The British Empire on which these companies were dependent now only exists in the mind of the International Trade Secretary, but Smith’s warnings about unchecked corporate power backed by the state remain relevant. Indeed, the most powerful corporations and industries in modern Britain more closely resemble the “exclusive companies” derided by Smith than the independent and enterprising wealth creators idealised by “neo”-liberals.

A good example is the arms industry – one of the few areas of global trade where Britain is undoubtedly a leader. Arms companies like BAE Systems and Rolls-Royce have received significant public support in the form of export credit guarantees – whereby a government agency (UK Export Finance) insures them against buyer default – or more directly in the form of large chunks of Research and Development funding, well out of proportion to the amount of employment that they provide.
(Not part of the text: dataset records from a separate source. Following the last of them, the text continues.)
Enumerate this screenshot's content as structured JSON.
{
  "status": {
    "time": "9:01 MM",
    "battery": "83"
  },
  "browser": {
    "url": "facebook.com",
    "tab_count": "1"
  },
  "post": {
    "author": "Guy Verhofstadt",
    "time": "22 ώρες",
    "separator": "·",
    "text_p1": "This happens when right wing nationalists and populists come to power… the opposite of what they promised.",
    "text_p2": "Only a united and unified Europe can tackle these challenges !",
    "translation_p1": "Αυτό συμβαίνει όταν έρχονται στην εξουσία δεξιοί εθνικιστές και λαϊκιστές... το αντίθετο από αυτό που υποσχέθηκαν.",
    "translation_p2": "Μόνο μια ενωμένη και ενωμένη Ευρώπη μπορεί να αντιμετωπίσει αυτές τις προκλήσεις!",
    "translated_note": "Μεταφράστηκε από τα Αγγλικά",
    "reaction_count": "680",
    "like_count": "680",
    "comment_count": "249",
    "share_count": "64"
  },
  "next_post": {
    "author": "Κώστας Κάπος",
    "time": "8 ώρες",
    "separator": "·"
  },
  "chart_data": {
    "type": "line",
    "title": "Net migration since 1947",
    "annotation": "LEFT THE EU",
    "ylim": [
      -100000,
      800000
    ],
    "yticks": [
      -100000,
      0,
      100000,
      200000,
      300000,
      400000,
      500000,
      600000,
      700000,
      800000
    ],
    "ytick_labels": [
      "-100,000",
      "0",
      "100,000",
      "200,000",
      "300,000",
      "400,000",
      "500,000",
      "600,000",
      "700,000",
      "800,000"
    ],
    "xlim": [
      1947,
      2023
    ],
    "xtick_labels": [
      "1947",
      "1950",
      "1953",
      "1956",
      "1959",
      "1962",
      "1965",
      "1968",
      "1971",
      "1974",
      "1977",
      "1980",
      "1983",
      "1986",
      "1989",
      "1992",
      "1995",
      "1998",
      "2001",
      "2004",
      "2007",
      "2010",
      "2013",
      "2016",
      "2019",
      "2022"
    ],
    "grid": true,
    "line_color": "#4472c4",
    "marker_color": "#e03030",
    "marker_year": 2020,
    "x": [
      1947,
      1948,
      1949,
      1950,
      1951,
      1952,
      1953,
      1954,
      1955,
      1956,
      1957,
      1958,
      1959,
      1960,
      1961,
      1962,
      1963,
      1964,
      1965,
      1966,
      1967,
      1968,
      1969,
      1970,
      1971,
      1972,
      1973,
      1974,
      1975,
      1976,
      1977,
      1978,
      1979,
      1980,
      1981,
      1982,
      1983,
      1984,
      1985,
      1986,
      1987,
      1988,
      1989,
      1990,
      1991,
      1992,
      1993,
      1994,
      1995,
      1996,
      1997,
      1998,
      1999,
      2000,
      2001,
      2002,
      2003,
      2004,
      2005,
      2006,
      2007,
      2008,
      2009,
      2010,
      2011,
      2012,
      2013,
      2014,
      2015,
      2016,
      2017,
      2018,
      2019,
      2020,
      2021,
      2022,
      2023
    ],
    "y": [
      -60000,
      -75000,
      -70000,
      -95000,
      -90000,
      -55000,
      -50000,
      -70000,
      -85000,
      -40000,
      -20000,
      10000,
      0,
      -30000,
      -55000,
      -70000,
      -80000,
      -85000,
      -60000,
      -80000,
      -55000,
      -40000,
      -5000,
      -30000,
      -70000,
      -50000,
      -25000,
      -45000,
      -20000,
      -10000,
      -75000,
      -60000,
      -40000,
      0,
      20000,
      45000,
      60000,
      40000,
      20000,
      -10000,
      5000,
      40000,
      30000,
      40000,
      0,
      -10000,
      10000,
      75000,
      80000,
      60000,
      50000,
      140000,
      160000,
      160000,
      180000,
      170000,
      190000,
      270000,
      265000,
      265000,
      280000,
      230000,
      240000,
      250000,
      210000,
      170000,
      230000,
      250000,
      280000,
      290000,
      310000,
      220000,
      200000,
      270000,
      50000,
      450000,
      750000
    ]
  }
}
Between 2008 and 2011, over a sixth of the UK’s R&D funding was devoted to defence, “a fraction that is about three times higher than that of the major industrial nations of Germany and Japan.” Moreover, when these companies get into legal trouble, governments have been willing to make sure that the rule of law doesn’t get in the way of their business interests.

While the taxpayer underwrites this largesse, poor countries are saddled with debt from corrupt British arms deals or killed by British weapons. “Inconvenient”, indeed, to us; and “destructive” to them.

“Radical and egalitarian”?

Other dominant areas of the British economy – such as real estate and finance – have also been enabled by the very visible hands of both Conservative and Labour governments: subsidies for mortgages, tax breaks for landlords, multi-billion pound bank bail-outs, and, again, political shelter from the law.

Adam Smith, though writing before the main “take-off” of modern capitalism, feared this kind of cronyism. He knew that “people of the same trade seldom meet together” without the conversation ending in “a conspiracy against the public”; and that “whenever the legislature attempts to regulate the differences between masters and their workmen, its counsellors are always the masters.”

Drawing on arguments like these – which appear in the Wealth of Nations and at times in The Theory of Moral Sentiments (1759) – the Oxford Politics Professor Ian McLean recently went so far as to declare Adam Smith a “radical and egalitarian.”

This might be a stretch. Smith strongly defended private property and was what we would call a “fiscal conservative” (“What is prudence in the conduct of every private family can scarce be folly in that of a great kingdom”). He was very much a “classical” liberal in the sense of believing in gradual, well-ordered progress. “Commerce and manufactures”, he wrote, “gradually introduced order and good government, and with them, the liberty and security of individuals… who had before lived almost in a continual state of war with their neighbours and of servile dependency upon their superiors.”

A “scathing enemy”

The Wealth of Nations is not a manifesto, and so it is not always easy to find clear policy proposals in Smith’s writing. But his distaste for “exclusive companies”, “scheming monopolists”, and “prodigals and projectors” is a constant theme in his magnum opus. As John Kenneth Galbraith put it: “Corporate executives and their spokesmen who cite Smith today as the source of all sanction and truth without the inconvenience of having read him would be astonished and depressed to know he would not have allowed their companies to exist.”

If Galbraith was exaggerating here, he was almost certainly right in saying that “many people who now yearn to resurrect Smith will find him a scathing enemy if they succeed.”